Fluorine‐Containing Phase‐Separated Polymer Electrolytes Enabling High‐Energy Solid‐State Lithium Metal Batteries

Abstract Solid‐state lithium (Li) metal batteries (LMBs) have been developed as a promising replacement for conventional Li‐ion batteries due to their potential for higher energy. However, the current solid‐state electrolytes used in LMBs have limitations regarding mechanical and electrochemical properties and interfacial stability. Here, a fluorine (F)‐containing solid polymer electrolyte (SPE) having a bi‐continuous structure of F‐containing elastomers and plastic crystals is reported.

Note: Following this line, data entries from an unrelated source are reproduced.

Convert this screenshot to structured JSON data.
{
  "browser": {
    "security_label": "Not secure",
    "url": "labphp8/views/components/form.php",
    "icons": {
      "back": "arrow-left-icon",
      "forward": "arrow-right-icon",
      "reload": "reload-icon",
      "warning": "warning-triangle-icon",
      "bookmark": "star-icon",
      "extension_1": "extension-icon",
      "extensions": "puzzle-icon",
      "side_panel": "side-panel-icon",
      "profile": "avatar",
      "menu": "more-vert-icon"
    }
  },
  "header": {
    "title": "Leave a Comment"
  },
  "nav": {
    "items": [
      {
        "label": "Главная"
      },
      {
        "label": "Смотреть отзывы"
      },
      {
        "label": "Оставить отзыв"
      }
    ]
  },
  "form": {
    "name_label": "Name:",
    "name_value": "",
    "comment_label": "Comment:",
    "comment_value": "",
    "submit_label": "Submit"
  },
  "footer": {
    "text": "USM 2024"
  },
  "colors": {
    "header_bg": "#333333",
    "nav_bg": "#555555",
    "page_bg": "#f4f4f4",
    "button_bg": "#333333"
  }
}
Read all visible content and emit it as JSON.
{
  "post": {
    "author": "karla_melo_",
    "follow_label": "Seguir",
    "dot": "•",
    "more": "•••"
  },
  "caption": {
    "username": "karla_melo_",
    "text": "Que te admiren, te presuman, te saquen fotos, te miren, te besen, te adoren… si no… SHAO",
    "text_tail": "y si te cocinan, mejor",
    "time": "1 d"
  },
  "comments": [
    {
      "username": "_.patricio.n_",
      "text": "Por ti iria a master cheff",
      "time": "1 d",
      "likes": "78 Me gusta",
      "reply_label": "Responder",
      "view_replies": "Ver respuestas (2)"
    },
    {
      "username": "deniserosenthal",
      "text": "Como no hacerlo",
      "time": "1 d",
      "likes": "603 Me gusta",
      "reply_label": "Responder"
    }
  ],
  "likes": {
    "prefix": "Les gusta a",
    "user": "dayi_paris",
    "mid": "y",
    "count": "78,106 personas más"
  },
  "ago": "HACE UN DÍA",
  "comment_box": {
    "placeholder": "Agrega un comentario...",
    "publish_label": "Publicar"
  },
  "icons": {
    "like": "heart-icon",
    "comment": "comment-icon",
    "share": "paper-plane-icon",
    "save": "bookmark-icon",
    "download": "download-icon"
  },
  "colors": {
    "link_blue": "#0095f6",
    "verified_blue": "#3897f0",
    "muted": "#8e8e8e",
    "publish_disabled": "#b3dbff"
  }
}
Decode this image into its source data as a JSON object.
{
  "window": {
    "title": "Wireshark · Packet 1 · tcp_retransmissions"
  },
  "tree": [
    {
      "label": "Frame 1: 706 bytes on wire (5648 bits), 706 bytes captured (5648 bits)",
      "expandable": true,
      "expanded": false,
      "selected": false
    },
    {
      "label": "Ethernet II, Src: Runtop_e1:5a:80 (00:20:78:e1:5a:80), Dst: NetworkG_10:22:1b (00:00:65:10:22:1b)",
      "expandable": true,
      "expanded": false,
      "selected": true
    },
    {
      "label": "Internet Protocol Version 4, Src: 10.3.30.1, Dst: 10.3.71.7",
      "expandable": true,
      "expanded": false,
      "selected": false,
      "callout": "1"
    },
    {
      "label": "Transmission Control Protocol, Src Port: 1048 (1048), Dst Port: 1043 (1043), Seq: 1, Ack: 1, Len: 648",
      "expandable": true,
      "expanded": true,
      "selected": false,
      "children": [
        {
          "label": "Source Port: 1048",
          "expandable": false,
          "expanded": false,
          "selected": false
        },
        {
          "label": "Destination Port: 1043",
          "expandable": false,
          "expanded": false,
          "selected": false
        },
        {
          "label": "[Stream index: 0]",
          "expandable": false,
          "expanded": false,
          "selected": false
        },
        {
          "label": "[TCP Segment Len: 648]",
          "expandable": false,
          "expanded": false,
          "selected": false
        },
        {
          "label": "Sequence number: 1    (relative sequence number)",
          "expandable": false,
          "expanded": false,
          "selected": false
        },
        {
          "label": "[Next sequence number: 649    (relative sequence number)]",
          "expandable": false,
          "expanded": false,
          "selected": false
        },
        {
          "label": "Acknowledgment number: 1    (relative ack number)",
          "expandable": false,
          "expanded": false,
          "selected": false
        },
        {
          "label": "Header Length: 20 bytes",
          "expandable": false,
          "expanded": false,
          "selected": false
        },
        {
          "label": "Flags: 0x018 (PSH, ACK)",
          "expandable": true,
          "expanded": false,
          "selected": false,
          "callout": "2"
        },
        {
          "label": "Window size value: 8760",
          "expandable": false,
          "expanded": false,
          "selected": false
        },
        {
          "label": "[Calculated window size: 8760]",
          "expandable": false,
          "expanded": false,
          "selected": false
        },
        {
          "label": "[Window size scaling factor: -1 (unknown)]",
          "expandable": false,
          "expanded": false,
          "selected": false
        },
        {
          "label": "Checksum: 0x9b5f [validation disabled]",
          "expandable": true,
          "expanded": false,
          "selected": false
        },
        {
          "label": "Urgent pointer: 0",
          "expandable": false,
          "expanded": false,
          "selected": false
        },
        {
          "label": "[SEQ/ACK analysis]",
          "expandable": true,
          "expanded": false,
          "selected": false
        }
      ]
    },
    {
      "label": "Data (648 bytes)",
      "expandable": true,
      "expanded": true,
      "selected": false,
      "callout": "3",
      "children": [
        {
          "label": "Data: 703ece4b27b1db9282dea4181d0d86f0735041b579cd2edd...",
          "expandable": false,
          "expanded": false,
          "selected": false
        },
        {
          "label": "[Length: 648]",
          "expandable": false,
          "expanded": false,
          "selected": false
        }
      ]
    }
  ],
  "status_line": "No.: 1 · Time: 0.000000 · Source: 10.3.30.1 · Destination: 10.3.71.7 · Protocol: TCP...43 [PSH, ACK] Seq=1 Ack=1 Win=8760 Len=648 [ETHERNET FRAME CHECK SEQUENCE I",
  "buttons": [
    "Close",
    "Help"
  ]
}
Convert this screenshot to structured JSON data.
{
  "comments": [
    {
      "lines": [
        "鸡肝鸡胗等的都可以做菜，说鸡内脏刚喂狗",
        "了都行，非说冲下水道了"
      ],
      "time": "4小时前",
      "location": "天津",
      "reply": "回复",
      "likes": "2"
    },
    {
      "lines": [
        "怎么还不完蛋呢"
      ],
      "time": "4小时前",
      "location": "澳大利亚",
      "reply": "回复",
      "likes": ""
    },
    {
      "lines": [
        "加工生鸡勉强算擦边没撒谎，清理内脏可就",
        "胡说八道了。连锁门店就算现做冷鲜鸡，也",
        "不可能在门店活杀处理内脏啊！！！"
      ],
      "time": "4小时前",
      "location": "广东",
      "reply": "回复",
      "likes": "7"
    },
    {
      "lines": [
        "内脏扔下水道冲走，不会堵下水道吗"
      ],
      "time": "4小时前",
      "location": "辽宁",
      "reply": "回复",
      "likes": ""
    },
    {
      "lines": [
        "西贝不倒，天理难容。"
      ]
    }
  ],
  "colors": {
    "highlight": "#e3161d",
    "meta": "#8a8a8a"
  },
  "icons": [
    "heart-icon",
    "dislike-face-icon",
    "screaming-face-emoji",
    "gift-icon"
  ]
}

The trifluoroethyl acrylate‐based SPE (T‐SPE) exhibits high ionic conductivity over 10 −3 S cm −1 , superior mechanical elasticity, and robust LiF‐rich interphases at both the Li metal anode and the LiNi 0.83 Mn 0.06 Co 0.11 O 2 cathode. Full cells with thin T‐SPEs and low negative/positive capacity ratios below 0.5 at the high‐operating voltage of 4.5 V demonstrate a high specific energy of 538 Wh kg anode+cathode+electrolyte −1 and maintain 393 Wh kg −1 at a high specific power of 804 W kg anode+cathode+electrolyte −1 . The F‐containing phase‐separated SPE system provides a powerful strategy for achieving high‐energy and ‐power solid‐state LMBs.